We’re doing this one project where we don’t have access directly to the data set. We need to scrape the website and sometimes, in terms of service, they say ‘It’s a violation of our terms and service if you try to scrape anything.’ If we try to do it, is it ethical enough or not? Are we going to be facing any issues later on? Is it legally allowed or not, even though legally no one will know? Everyone would say don’t do it, but… we need to scrape that data from the website. So what we are thinking now is to actually have an e-mail trail with [the company]. So that if we do submit it somewhere and we never hear back from [the company], we can kind of back our claim saying that we made attempts to contact them, but we never got a response.

  • Graduate Student [Computer Science]

It would fall under questionable research practices as they call them now. At the time, it seemed like it was normal practice. Basically, running the statistics after every batch of data comes in. At the time that just seemed normal because you’re opening up the data set every time some new batch of data comes in. But you know that that has kind of gone out of practice. I think that the consensus among researchers is that that comes about by people running the numbers until they look good and then stopping. I don’t think we did anything about it. I mean, it was partly that seems fishy, but who knows? I mean, there’s always the benefit of the doubt to say, well, maybe there was a legitimate trimming of outliers. But you know, when you trim outliers, you’re supposed to do it on both ends of the distribution. This paper probably got published and is in the scientific record now, telling a story that might not be as true as it looks.

  • Professor [Psychology]

Our firm has strict policy about using its equipment and software for only office use. But one of my colleagues, or you can say close friend, is using it for his own personal use. So when he used it once or twice I told him not to do that anymore and I warned him that I will tell the boss about this. But he didn’t listen and continued to do so. So after that I reached out to my boss and my boss strictly prohibited all the activities from him, his laptop, and prohibited him for doing that and suspended him for like one week. I do not think that resolved the issue.

  • Graduate Student [Engineering]

We have several groups of students every summer of whom maybe two would eventually publish their research, and it was nearly always the faculty supervisor who would push the research on to submit it to a journal, deal with the revisions and things like that, because the students by that time have gone on. But I didn’t do that with this one group, and three or four years later, I saw that the group’s research report had been published in a journal without my name on it, but using my suggestions. The program director basically had just taken the report and all of my suggestions and published them with his name on them.

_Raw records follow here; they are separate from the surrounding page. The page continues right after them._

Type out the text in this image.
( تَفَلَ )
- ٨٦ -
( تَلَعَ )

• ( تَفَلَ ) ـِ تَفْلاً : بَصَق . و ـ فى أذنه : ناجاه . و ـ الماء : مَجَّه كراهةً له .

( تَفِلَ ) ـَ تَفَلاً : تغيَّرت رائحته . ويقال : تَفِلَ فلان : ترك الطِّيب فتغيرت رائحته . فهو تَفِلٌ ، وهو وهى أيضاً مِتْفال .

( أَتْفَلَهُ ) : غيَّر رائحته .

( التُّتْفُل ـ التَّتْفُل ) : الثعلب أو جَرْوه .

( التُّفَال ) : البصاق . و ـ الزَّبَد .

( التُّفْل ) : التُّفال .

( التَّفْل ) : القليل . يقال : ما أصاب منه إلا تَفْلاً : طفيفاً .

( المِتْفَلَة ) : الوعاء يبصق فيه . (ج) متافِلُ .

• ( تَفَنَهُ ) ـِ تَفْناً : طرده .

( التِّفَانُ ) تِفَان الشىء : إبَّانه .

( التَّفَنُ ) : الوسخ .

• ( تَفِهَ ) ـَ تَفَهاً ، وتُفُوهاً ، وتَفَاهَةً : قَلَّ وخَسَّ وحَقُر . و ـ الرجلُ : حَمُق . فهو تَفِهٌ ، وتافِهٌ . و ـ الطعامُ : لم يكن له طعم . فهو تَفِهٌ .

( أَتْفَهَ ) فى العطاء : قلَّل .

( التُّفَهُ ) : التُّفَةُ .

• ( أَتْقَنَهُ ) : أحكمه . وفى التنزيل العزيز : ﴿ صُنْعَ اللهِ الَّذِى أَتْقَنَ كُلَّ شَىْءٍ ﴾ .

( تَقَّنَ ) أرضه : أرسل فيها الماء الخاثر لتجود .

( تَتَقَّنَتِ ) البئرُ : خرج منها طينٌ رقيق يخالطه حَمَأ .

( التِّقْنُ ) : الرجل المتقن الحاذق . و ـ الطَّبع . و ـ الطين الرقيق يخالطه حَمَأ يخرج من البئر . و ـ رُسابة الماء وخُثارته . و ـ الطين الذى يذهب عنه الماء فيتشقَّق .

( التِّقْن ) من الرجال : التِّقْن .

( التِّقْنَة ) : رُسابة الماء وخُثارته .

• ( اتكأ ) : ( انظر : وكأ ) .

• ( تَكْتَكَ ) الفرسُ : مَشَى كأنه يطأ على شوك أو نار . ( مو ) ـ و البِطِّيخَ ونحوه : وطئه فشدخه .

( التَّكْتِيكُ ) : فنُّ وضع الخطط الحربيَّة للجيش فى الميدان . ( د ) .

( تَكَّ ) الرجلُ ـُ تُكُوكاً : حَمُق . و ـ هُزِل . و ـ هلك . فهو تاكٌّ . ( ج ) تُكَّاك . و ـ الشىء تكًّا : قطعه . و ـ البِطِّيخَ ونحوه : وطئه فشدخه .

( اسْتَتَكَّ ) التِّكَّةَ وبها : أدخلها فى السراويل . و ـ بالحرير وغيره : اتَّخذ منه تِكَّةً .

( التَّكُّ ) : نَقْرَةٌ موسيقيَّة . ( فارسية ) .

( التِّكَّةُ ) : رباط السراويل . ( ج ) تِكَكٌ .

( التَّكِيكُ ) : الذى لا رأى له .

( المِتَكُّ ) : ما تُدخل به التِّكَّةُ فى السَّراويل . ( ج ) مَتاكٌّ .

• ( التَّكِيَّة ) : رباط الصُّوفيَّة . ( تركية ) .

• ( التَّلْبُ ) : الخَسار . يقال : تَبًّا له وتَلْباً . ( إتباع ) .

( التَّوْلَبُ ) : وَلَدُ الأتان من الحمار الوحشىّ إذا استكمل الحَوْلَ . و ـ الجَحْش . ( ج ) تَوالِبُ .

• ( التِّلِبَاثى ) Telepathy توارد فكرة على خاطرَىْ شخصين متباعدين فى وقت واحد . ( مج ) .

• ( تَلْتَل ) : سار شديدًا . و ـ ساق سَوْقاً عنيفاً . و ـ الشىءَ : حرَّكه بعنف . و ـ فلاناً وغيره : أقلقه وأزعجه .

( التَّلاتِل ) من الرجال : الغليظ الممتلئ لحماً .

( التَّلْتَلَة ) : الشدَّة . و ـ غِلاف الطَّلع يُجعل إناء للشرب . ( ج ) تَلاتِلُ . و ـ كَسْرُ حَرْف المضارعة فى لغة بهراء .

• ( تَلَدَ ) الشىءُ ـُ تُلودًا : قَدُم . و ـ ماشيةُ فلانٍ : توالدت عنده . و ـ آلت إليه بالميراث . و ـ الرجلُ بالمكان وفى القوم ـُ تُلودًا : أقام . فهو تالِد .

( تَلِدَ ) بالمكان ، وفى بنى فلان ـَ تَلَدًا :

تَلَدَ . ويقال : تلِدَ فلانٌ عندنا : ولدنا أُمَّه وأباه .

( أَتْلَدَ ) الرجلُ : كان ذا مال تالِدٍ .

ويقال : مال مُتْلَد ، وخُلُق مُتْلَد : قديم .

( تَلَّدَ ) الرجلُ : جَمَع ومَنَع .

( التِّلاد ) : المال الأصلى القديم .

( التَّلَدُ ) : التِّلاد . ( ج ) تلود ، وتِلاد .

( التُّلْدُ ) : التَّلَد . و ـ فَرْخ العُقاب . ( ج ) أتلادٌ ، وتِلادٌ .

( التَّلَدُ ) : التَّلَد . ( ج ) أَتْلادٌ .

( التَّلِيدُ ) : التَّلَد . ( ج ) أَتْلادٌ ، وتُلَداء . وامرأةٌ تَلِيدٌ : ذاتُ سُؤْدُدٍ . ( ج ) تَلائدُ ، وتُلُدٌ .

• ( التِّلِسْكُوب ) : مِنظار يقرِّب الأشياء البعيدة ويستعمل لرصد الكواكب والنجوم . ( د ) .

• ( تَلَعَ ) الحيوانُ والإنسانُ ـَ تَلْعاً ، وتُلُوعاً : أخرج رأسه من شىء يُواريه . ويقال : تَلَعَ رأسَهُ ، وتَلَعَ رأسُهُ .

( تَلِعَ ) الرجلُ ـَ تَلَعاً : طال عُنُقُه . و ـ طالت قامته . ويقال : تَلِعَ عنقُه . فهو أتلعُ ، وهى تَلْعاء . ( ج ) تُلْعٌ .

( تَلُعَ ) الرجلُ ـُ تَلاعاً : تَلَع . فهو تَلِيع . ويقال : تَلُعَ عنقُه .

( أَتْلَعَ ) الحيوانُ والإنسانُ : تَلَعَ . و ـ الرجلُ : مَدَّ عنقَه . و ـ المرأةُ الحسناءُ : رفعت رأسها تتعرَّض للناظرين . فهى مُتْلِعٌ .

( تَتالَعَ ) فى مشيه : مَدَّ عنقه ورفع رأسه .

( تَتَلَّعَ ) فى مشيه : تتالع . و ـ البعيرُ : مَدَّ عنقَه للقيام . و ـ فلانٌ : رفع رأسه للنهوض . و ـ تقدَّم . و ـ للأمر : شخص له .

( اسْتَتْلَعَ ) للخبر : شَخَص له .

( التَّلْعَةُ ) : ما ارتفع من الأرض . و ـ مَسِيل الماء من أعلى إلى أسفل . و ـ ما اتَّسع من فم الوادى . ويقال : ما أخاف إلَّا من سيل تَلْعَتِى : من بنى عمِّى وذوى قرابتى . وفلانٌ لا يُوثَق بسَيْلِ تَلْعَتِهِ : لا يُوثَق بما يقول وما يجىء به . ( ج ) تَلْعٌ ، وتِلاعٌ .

  • Professor [Mathematics]

I had a power analysis that recommended about 240 participants. I collected about 280 and then I got plagued by bots. And it brought my sample size down by a lot. It was across a couple of studies, so about 180 to 190, which wasn’t sufficient for my power analysis. And so I was just deciding whether or not to keep the bot responses, which ethically, of course, no I shouldn’t. And I decided not to. And I think the main reason I decided not to was because it was for my thesis. I put a lot of time and energy into it, but I think if it had been a bigger project that I was looking to get published and it wasn’t my… I don’t know. Ultimately I decided to not include any of the bots which led to some nonsignificant results in a couple of my hypotheses.

  • Graduate Student [Psychology]

*Note. Quotes were edited for grammar and succinctness.